Update, Oct. 28, 8:50 pm ET: The announcement by FBI Director James Comey of the existence of previously unknown Hillary Clinton emails roiled the presidential election, 11 days before the vote.
"Perhaps, finally, justice will done," said Donald Trump at a New Hampshire rally.
Clinton held a brief news conference Friday evening to respond to the disclosure. “We are calling on the F.B.I to release all the information that it has,” she said. “Let’s get it out.”
The emails surfaced as part of an ongoing investigation of Anthony Weiner, a former New York congressman, for sending text messages to an underage girl. Weiner's wife, Huma Abedin, is a longtime aide to Clinton.
Original story: The FBI said it had not found any reason to charge Hillary Clinton with a crime as a result of her use of a private email server while she was secretary of state. But it appears they are going to keep looking.
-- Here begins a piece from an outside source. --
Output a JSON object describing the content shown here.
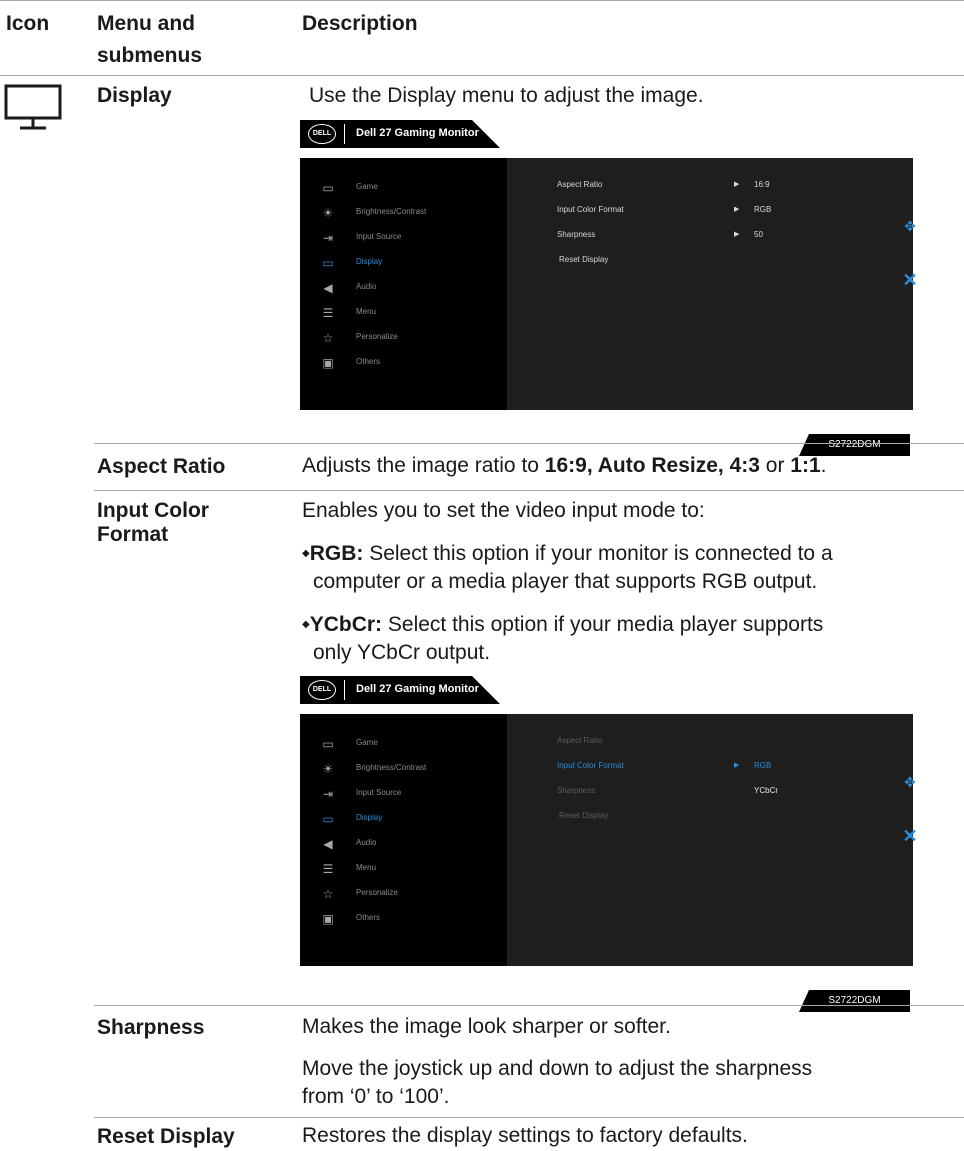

The FBI is reopening its investigation into Hillary Clinton's emails. Rep. Jason Chaffetz, who is the chairman of the United States House Committee on Oversight and Government Reform, tweeted Friday that FBI Director James Comey told him that the bureau had found additional emails that were pertinent to the case and were this reopening the investigation. A subsequent statement from the FBI revealed that the new emails turned up while the FBI was investigating a separate case.
"Although the FBI cannot yet assess whether or not this material may be significant, and I cannot predict how long it will take us to complete this additional work, I believe it is important to update your committees about our efforts in light of my previous testimony," wrote Comey.
Comey and the FBI have opted not to share any details about the content of the new emails, but did say that the emails were unrelated to WikiLeaks' release of emails from Clinton's presidential campaign.
Comey held a hearing in July to announce that the investigation into Clinton's use of a private email server was concluded and that they had found no reason to charge Clinton with a crime, although he did describe her treatment of classified information as "reckless."
"I think she was extremely careless. I think she was negligent — that I could establish," Comey told the House Oversight and Government Reform panel. "What we can't establish is that she acted with the necessary criminal intent."
Comey's letter will no doubt have reverberations in the presidential election. Democrats in Congress immediately accused Comey of launching a partisan investigation 11 days before the election and caving to pressure from Republicans, while GOP nominee Donald Trump seized the opportunity to criticize his opponent.
"Hillary Clinton's corruption is on a scale that we have never seen before. We must not let her take her criminal scheme into the Oval Office," Trump said at a rally in New Hampshire Friday. "I am happy that the FBI and the Department of Justice have now decided to have the courage to right the horrible mistake that they made."
The Clinton campaign has not yet responded to the news.